La façon dont ils acquièrent leur super-pouvoir est également différente. Le savant fou est remplacé par l’explosion d’une plate-forme pétrochimique. Suite à deux accidents bien distincts, les deux futurs mutants – alors âgés d’à peine 10 ans – sont par hasard présents aux abords de la plate-forme et vont être reliés à jamais par cette explosion. Mais ce n’est que des années plus tard que ce lien surnaturel va se révéler à eux.

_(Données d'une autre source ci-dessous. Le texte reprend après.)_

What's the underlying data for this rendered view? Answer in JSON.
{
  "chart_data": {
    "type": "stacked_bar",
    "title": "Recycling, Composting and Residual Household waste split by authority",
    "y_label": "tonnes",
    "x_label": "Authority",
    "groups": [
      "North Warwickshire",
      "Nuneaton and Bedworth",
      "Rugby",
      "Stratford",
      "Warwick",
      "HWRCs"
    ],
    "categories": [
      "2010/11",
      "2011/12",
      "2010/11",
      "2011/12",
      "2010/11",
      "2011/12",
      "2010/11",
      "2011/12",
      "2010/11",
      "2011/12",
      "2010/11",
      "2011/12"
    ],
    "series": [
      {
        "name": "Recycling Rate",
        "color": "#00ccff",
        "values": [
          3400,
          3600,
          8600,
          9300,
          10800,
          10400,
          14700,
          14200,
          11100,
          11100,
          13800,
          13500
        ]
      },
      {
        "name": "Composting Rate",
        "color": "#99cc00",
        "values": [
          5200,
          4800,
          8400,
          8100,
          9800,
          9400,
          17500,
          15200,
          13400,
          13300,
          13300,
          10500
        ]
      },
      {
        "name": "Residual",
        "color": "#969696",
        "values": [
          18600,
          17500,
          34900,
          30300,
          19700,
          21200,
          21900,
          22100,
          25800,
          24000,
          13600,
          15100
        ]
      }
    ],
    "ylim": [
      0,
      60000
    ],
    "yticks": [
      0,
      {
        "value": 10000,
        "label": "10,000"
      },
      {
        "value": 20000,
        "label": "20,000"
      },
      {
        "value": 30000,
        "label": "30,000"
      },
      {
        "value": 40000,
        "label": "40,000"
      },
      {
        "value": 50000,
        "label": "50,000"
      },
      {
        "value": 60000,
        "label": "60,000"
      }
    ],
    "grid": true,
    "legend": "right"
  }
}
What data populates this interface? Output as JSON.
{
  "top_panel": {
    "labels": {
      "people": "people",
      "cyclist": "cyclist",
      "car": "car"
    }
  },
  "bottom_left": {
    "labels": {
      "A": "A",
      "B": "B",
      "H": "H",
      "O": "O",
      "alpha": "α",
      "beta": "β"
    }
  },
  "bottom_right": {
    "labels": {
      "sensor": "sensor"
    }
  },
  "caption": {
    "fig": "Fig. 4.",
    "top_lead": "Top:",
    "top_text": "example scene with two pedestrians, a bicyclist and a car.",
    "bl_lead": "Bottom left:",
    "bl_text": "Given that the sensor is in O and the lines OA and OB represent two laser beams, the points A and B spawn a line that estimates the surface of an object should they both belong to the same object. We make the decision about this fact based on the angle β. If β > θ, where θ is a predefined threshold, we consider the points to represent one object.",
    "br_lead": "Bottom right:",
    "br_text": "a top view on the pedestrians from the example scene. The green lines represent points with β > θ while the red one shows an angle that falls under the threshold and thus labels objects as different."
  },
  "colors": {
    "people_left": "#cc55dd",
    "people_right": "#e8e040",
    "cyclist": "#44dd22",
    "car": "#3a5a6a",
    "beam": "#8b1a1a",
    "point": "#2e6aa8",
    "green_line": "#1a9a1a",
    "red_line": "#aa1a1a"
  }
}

Portrait d’une Amérique en crise
En plus de prendre à rebours les clichés sur les Afro-Américains, Cloak and Dagger dresse en creux le constat d’une Amérique troublée. Bavures policières exercées sur la communauté noire, climat de reconstruction post-Katrina, white trash sombrant dans la drogue et la pauvreté, aliénation du travail et déchéance sociale, les Etats-Unis y sont dépeints comme une zone d’une âpreté extrême, un territoire sombre et déclinant. Si Tandy vit dans la rue et vole les rich kids qui tentent d’abuser d’elle, le quotidien de Tyrone ne semble pas beaucoup plus enviable. Au poids d’un deuil familial s’ajoute sur ses épaules celui de la réussite scolaire, sociale et sportive. La série nous donne à voir une société empoisonnée. Ce venin civilisationnel se double et dialogue avec la difficulté d’être au monde inhérente à l’adolescence.
Teenage dream
Là où Cloak and Dagger se démarque des autres shows mêlant super-héros et adolescence, c’est dans son acuité à saisir le mal-être de ses deux personnages principaux. On retrouve les thématiques du récit coming of age (affranchissement par rapport aux parents, recherche de l’amour et découverte de la sexualité) dans un versant assez onirique et résolument psychologique. En cela, Cloak and Dagger se rapproche des excellentes séries Legion et Jessica Jones, dont elle offre une déclinaison plus sucrée, faible en plusieurs endroits (notamment dans une bo indigeste) et à destination d’un public jeune.
De Legion, on retrouve les visions de l’enfance traumatisée et les dimensions parallèles où se détricotent et se matérialisent les angoisses du réel tandis que, de Jessica Jones, on reconnaît cette appréhension du super-pouvoir comme un fardeau introspectif plutôt que comme une puissance à exercer sur autrui. Enfin, l’absence de vrai vilain resserre la série sur l’histoire d’amour contrariée entre les deux adolescents, faisant du super-pouvoir un élan vers l’autre plus qu’un ressort des scènes d’action dont la série a par ailleurs l’audace de presque complément se lester. Intrépide, délicate et malgré son air un peu fade, Cloak and Dagger s’affirme comme la meilleure série de super-ado vue dernièrement.